There are four phases of a woman's menstrual cycle (any intrepid guys still reading?), each with its own particulars:
  • menstruation.  After a few days in to your period, pre-menstrual syndrome (PMS) cravings have slowed down, belly-bloat has deflated, and an overall sense of well-being has settled in.
  • follicular.  Estrogen is rising and a calm prevails as a woman's body prepares to release that one hopeful egg.
  • ovulation.  During this juncture our bodies are all about fertilization.  This is a time when women's libido increases and the body prepares the egg to meet visiting swimmers.  Women generally feel at their best, sexy, and more aroused.  (Men:  Do I have your attention?)
  • luteal.  The progesterone has peaked in anticipation of pregnancy, and if there is none, the levels fall again.  The body can react to this in various ways:  a dip in mood, food cravings, bloating, and breast tenderness can occur.  (Note to men still reading:  This is the part of a woman's cycle that all the PMS jokes are made from.  Tread lightly.)
So here I am, in the luteal phase.  Not only that, I am perimenopausal, which means that the hormonal changes are not as predictable.  Perhaps this is TMI, but I want to be vulnerable in this because I want women to be able to talk about what goes on in their bodies.  Sometimes I just feel overwhelmed with the issues of life.  This is something that I have particularly noticed in the last six months or so, as my body tries to decide if I'm an old lady yet (after all, I am 50 now).    :)

And that's why that jog was so important to me.  Exercise, it turns out, helps to balance hormones and mitigate some of the swings.  So does eating healthy (read:  cut out processed and refined "foods" and sugars; eat real, whole foods; cut back on animal products), avoiding caffeine and alcohol, and managing stress.   My main man,  Dr. Mark Hyman (one of my faves) had this to say about women and hormones.

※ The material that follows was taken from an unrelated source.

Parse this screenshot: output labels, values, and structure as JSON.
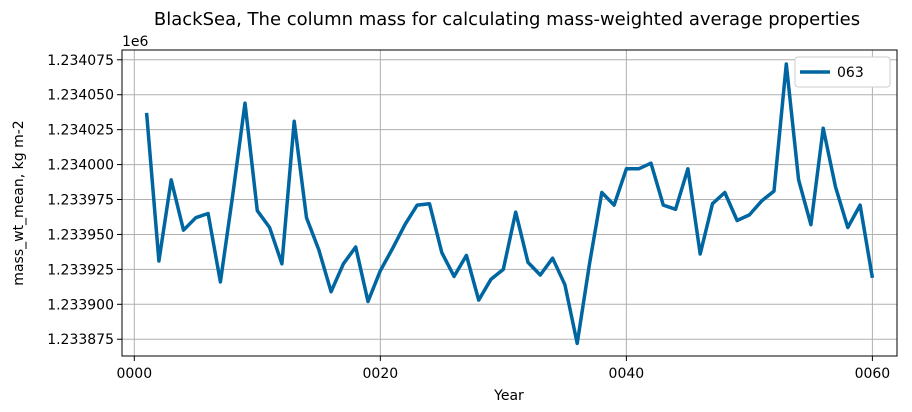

We are not victims of PMS, but if we don't take care of ourselves, we will be.  A healthy woman simply will not experience that strong tide of issues throughout the month.  This is my new testimony.  In fact, I wrote a blog about how my monthly cycle changed once I changed my diet.  I am happy to report that I am, for the most part, symptom free...

...except for the part about getting teary-eyed at the thought of my kids leaving the nest.  But I guess that's to be expected.  They are great kids, and I am their mom, after all.